27. Given the above clause, it is clear that in the event of a default of payment, it was incumbent upon the 1st Defendant to demand for the monies owed from the Plaintiff. In my thinking, such demand can only be made by way of a notice. It cannot be assumed that the Plaintiff knew of its default and it was essential for the 1st Defendant to show this court that it had communicated to the Plaintiff with regard to its default before taking steps for the sale of the suit properties.

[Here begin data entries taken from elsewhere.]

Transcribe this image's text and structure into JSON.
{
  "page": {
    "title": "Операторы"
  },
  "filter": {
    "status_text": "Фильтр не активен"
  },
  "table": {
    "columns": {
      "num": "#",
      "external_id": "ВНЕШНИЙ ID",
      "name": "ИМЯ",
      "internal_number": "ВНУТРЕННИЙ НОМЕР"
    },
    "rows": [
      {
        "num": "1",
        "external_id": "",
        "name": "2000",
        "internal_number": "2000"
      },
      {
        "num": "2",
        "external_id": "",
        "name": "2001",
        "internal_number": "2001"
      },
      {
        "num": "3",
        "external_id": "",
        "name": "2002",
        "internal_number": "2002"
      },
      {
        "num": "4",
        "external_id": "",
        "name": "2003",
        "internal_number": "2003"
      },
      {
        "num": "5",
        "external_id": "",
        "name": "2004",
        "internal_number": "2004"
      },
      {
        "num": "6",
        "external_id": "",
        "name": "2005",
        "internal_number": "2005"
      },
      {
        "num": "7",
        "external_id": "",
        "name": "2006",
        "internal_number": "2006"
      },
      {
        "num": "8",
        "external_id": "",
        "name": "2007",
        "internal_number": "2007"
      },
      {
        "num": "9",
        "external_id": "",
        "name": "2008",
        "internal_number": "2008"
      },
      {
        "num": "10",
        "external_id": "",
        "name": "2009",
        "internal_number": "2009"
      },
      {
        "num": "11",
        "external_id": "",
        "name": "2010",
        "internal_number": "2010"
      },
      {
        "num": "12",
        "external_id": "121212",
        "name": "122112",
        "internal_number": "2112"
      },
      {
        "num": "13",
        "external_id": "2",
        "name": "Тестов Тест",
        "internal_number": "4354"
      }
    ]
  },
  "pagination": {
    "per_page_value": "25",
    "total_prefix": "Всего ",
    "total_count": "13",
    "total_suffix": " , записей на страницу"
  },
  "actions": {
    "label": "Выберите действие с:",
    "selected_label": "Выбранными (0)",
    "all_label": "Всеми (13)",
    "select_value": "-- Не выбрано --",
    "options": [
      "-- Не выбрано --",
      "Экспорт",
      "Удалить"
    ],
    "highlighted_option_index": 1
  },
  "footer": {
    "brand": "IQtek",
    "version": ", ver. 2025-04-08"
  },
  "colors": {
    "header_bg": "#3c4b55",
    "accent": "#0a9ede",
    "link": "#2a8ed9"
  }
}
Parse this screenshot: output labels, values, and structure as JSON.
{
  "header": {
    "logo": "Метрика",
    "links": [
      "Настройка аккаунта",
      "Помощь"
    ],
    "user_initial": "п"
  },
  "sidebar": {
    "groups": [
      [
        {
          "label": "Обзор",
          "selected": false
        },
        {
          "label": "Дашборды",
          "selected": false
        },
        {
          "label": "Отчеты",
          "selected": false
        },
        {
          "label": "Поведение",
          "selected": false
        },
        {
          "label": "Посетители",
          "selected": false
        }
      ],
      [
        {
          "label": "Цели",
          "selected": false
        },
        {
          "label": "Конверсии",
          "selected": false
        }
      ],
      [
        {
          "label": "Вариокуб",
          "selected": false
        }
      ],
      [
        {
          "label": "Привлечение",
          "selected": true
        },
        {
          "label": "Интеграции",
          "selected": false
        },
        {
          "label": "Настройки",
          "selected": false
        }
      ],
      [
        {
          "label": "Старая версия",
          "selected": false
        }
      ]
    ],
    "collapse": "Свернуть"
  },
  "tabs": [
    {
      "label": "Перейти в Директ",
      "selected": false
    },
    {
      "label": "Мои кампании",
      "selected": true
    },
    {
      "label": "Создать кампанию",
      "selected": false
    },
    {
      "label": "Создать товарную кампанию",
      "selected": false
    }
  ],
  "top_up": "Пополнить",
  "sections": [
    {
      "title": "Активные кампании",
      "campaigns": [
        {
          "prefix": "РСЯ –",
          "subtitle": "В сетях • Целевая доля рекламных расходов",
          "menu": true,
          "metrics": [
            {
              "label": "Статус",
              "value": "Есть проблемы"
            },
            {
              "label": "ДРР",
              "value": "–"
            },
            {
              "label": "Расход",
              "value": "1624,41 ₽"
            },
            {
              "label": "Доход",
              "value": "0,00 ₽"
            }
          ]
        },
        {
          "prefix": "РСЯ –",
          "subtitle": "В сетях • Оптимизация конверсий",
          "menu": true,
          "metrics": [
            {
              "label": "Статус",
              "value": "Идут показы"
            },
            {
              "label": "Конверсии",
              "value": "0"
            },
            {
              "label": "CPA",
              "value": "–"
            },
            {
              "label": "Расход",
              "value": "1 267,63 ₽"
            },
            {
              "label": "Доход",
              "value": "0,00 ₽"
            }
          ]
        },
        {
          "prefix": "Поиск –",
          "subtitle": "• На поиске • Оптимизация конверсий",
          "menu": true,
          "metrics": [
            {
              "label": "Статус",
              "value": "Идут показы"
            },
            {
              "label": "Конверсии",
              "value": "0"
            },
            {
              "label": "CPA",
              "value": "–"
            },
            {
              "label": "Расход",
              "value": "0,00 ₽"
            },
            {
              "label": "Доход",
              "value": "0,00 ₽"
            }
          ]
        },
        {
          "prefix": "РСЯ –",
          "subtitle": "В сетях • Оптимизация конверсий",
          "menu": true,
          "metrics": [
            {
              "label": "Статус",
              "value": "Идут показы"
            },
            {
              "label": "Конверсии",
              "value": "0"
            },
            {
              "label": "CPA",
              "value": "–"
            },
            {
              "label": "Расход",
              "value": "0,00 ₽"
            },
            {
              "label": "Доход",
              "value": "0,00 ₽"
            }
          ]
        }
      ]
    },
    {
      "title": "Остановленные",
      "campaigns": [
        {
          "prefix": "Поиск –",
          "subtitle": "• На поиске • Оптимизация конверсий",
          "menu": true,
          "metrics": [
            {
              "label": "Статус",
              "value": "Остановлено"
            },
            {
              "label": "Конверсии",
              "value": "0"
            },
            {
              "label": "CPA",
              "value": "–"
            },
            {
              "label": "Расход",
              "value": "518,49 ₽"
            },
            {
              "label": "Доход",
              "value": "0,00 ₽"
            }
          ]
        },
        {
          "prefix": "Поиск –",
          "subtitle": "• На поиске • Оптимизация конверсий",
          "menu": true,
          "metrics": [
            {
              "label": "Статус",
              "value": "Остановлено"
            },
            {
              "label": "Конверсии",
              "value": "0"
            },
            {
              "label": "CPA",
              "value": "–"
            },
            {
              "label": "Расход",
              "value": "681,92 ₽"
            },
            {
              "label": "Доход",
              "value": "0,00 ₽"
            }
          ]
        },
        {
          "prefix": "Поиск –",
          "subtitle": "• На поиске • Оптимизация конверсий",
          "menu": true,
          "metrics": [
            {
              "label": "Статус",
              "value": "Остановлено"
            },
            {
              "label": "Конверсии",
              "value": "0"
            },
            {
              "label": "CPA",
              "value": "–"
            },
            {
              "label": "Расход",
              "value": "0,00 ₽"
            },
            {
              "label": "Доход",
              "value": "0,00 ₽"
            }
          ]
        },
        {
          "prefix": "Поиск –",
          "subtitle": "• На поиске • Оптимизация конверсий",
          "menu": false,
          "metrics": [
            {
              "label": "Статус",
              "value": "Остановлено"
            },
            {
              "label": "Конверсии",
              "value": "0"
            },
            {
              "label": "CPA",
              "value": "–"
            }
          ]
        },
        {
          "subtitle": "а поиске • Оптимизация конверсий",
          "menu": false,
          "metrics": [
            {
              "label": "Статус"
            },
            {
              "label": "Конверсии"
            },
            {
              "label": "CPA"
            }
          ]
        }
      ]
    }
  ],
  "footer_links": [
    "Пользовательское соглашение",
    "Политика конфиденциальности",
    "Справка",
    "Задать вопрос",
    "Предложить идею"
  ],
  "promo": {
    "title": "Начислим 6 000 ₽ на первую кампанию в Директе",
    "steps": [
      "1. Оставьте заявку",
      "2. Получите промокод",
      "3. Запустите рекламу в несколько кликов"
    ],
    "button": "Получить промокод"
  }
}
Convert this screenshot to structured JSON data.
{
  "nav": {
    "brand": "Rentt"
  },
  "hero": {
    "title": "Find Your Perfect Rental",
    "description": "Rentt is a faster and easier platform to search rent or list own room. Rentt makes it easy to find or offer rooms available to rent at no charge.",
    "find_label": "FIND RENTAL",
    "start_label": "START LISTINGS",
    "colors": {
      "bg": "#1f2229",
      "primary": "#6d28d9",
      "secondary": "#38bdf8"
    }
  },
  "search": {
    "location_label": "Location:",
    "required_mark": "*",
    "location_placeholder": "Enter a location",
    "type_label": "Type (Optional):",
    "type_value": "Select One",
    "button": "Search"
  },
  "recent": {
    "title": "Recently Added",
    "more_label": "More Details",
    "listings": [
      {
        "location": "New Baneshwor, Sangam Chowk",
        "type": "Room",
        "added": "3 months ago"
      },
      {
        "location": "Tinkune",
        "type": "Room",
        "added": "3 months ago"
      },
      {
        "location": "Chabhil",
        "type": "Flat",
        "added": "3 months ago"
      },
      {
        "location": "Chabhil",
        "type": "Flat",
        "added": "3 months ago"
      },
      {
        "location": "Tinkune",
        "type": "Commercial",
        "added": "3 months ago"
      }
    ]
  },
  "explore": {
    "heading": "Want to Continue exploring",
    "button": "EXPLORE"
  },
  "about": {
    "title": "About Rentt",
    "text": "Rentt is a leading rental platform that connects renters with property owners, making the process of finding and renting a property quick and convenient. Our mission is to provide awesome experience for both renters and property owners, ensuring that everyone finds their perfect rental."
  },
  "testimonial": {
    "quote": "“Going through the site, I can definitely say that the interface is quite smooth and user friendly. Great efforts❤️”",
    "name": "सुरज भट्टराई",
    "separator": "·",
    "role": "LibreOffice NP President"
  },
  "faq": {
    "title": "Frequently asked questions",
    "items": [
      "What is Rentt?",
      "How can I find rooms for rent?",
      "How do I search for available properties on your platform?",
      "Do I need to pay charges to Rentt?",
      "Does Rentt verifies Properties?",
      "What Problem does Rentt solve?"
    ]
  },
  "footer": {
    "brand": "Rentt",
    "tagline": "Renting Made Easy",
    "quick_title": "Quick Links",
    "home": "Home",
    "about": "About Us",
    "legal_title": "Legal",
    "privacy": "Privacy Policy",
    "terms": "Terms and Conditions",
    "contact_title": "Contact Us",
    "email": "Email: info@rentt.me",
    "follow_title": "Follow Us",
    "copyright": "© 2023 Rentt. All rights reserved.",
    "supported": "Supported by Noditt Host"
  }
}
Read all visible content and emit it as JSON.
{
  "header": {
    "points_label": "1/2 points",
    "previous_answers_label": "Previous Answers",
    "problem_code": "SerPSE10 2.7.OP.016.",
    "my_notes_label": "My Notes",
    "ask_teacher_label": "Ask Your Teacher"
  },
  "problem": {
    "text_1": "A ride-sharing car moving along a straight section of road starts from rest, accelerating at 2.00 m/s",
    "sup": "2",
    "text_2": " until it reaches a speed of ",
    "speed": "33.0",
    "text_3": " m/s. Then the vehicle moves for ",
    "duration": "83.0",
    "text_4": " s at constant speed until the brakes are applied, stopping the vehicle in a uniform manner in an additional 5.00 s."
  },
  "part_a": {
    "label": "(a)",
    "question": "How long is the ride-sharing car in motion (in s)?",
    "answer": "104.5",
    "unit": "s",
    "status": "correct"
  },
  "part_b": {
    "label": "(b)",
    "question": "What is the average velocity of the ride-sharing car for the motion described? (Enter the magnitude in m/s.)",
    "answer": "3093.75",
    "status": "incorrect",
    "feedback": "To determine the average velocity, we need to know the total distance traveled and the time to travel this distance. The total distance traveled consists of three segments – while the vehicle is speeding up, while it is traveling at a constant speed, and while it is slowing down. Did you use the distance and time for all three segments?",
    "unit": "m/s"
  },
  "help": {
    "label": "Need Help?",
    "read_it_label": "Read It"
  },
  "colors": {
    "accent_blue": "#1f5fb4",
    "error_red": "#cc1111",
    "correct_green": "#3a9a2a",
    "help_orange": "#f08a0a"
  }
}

28. In this case, the defendant has not denied that it did not notify the plaintiff of its default. Maybe, if the Plaintiff would have been notified on its default, he would have remedied the same.
29. From the totality of facts, it is therefore my finding that the Plaintiff in this case has made out a prima facie case to warrant a temporary injunction pending the hearing and determination of the case. Accordingly, I grant an injunction in the terms of prayer 3 of the Plaintiff’s application dated 28th October, 2014 with costs of the Application to the Plaintiff.
30. The matter should however be listed for hearing at the earliest to expedite the hearing of the same and determine the issue with regard to what interest is owed to the Defendant.
31. It is so ordered.
Dated, signed and delivered in court at Nairobi this 4th day of March, 2016.